Purchasing an investment property can be a good financial decision that pays off in the long run, but this decision does not come without risks. The more you consider all the factors that go into this purchase, the better you can plan and the higher your chances are of being rewarded for making a wise investment choice. Here are three items to consider before buying an investment property.
First, consider if you want to lease your investment property out to a business or individual renters. Some locations might be zoned such that they do not allow business or multi-family properties. If you decide that you want a commercial rather than a residential investment property, make sure that you buy in a location where a business would want to establish itself, such as in a business park or a fast-growing part of town.
Investment properties tend to have stricter requirements for securing financing and require a larger down payment than personal properties. Some factors to consider when deciding on a budget include your income, credit score, debt-to-income ratio and how much you expect to make from your investment. Have some idea of these figures if you decide to go the route of acquiring commercial lending Hoboken NJ for your property.
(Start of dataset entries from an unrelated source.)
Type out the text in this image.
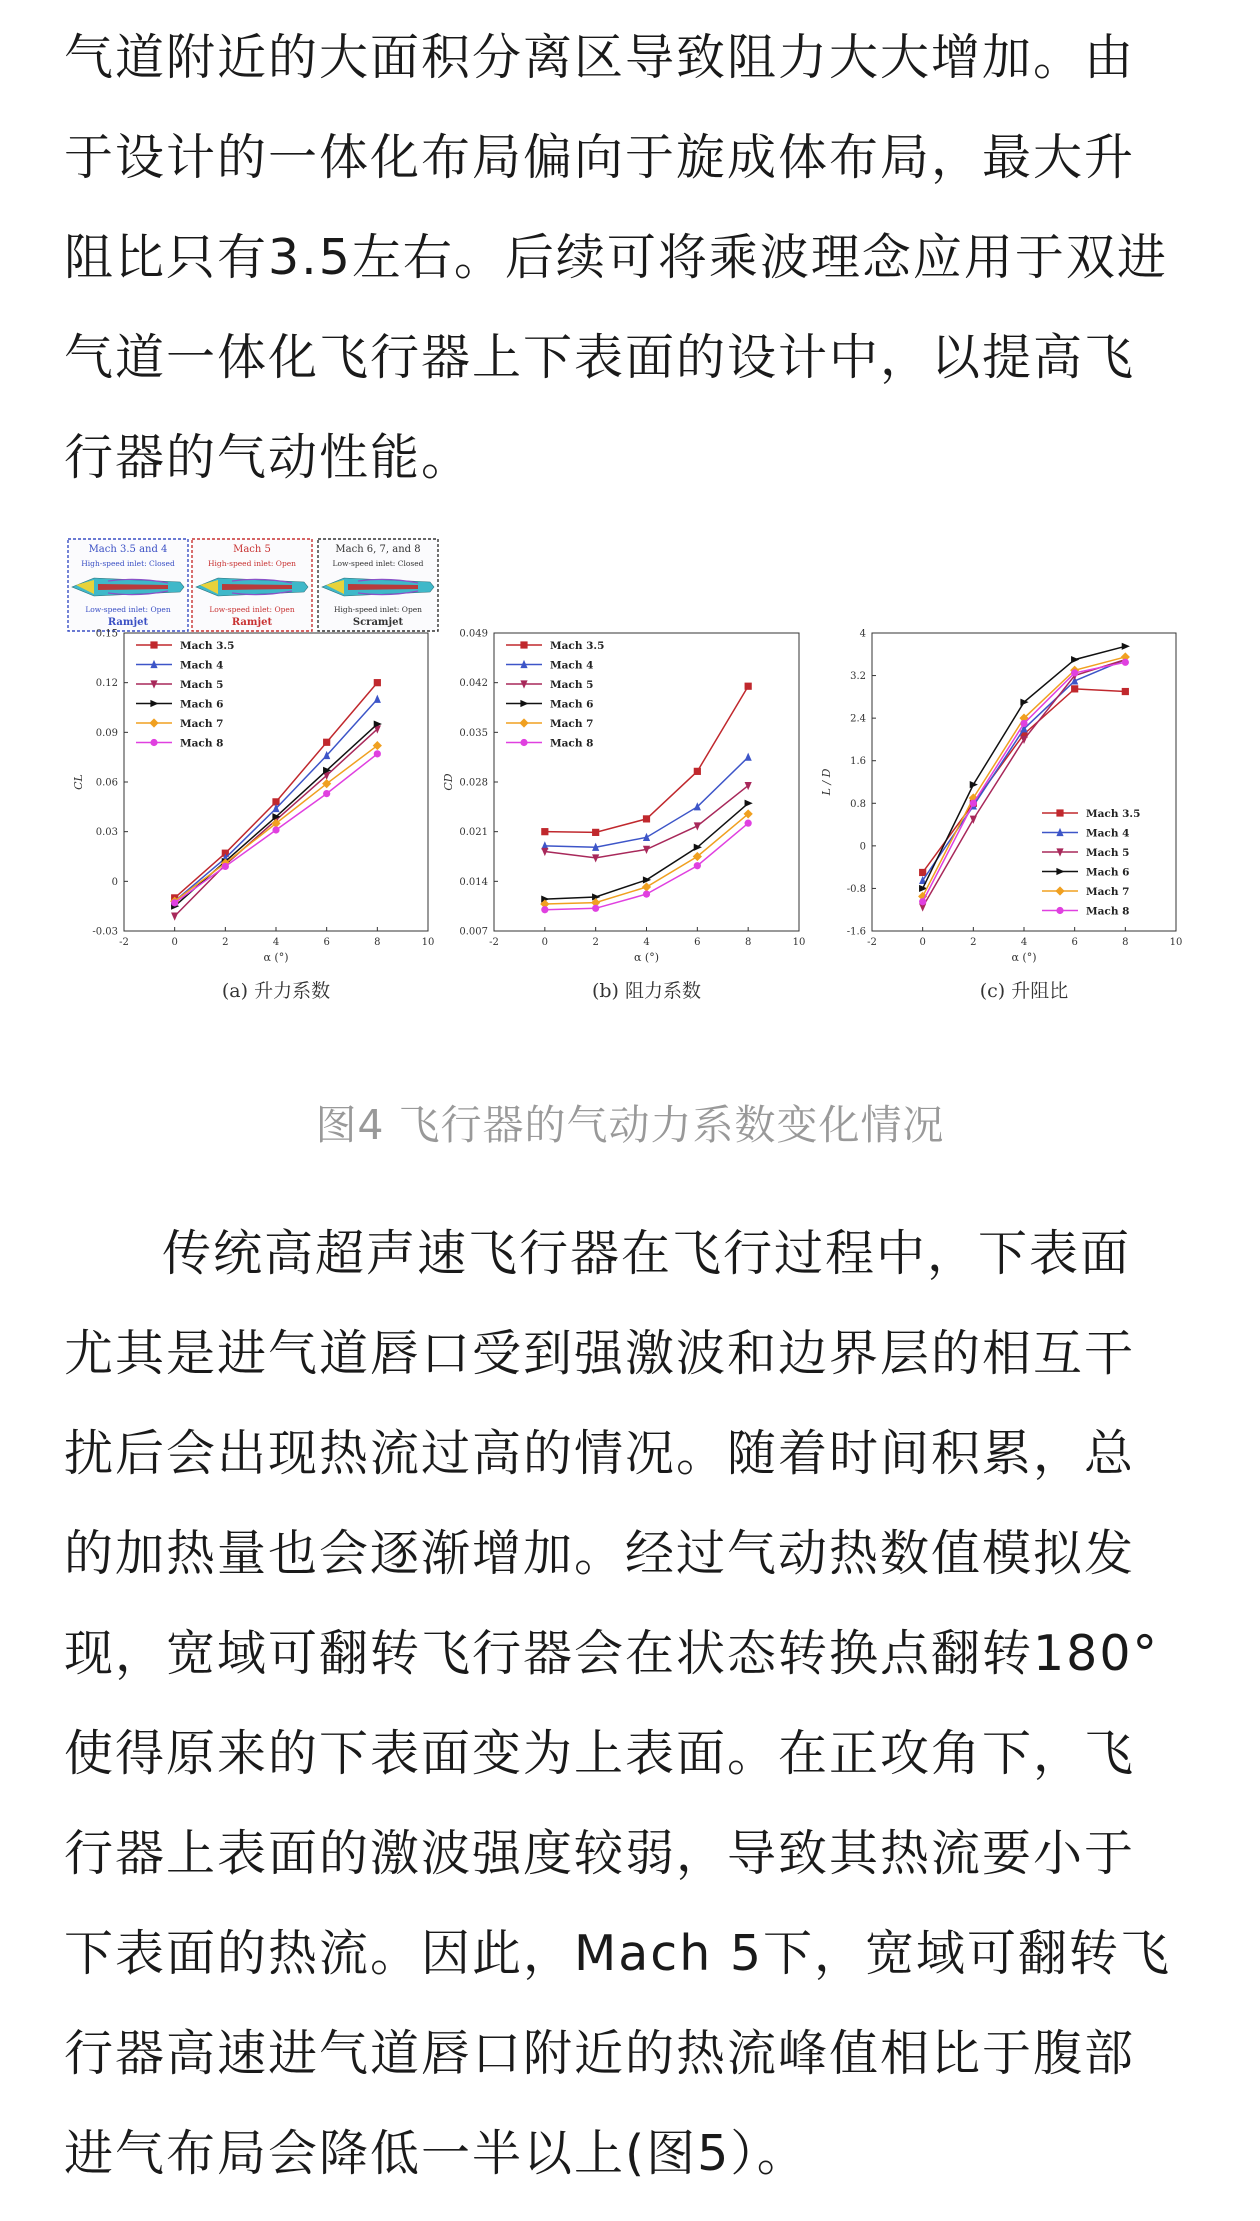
气道附近的大面积分离区导致阻力大大增加。由

于设计的一体化布局偏向于旋成体布局，最大升

阻比只有3.5左右。后续可将乘波理念应用于双进

气道一体化飞行器上下表面的设计中，以提高飞

行器的气动性能。

Mach 3.5 and 4
High-speed inlet: Closed
Low-speed inlet: Open
Ramjet
Mach 5
High-speed inlet: Open
Low-speed inlet: Open
Ramjet
Mach 6, 7, and 8
Low-speed inlet: Closed
High-speed inlet: Open
Scramjet
-2	0	2	4	6	8	10
-0.03
0
0.03
0.06
0.09
0.12
0.15
α (°)
CL
Mach 3.5
Mach 4
Mach 5
Mach 6
Mach 7
Mach 8
(a) 升力系数
-2	0	2	4	6	8	10
0.007
0.014
0.021
0.028
0.035
0.042
0.049
α (°)
CD
Mach 3.5
Mach 4
Mach 5
Mach 6
Mach 7
Mach 8
(b) 阻力系数
-2	0	2	4	6	8	10
-1.6
-0.8
0
0.8
1.6
2.4
3.2
4
α (°)
L / D
Mach 3.5
Mach 4
Mach 5
Mach 6
Mach 7
Mach 8
(c) 升阻比
图4 飞行器的气动力系数变化情况

传统高超声速飞行器在飞行过程中，下表面

尤其是进气道唇口受到强激波和边界层的相互干

扰后会出现热流过高的情况。随着时间积累，总

的加热量也会逐渐增加。经过气动热数值模拟发

现，宽域可翻转飞行器会在状态转换点翻转180°

使得原来的下表面变为上表面。在正攻角下，飞

行器上表面的激波强度较弱，导致其热流要小于

下表面的热流。因此，Mach 5下，宽域可翻转飞

行器高速进气道唇口附近的热流峰值相比于腹部

进气布局会降低一半以上(图5）。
Be sure to leave enough money for variable and fixed expenses like:
- Property taxes
- HOA fees
- General upkeep such as landscaping and cleaning
- Unexpected repairs
3. Time Commitment
Do you want to own a single investment property or multiple properties? Do you want to hire a property manager or would you prefer to be a more hands-on landlord? The answers to these questions depend on your finances and the amount of time you have to maintain the property.
These three items are important to consider before embarking on the venture of becoming an investment property owner.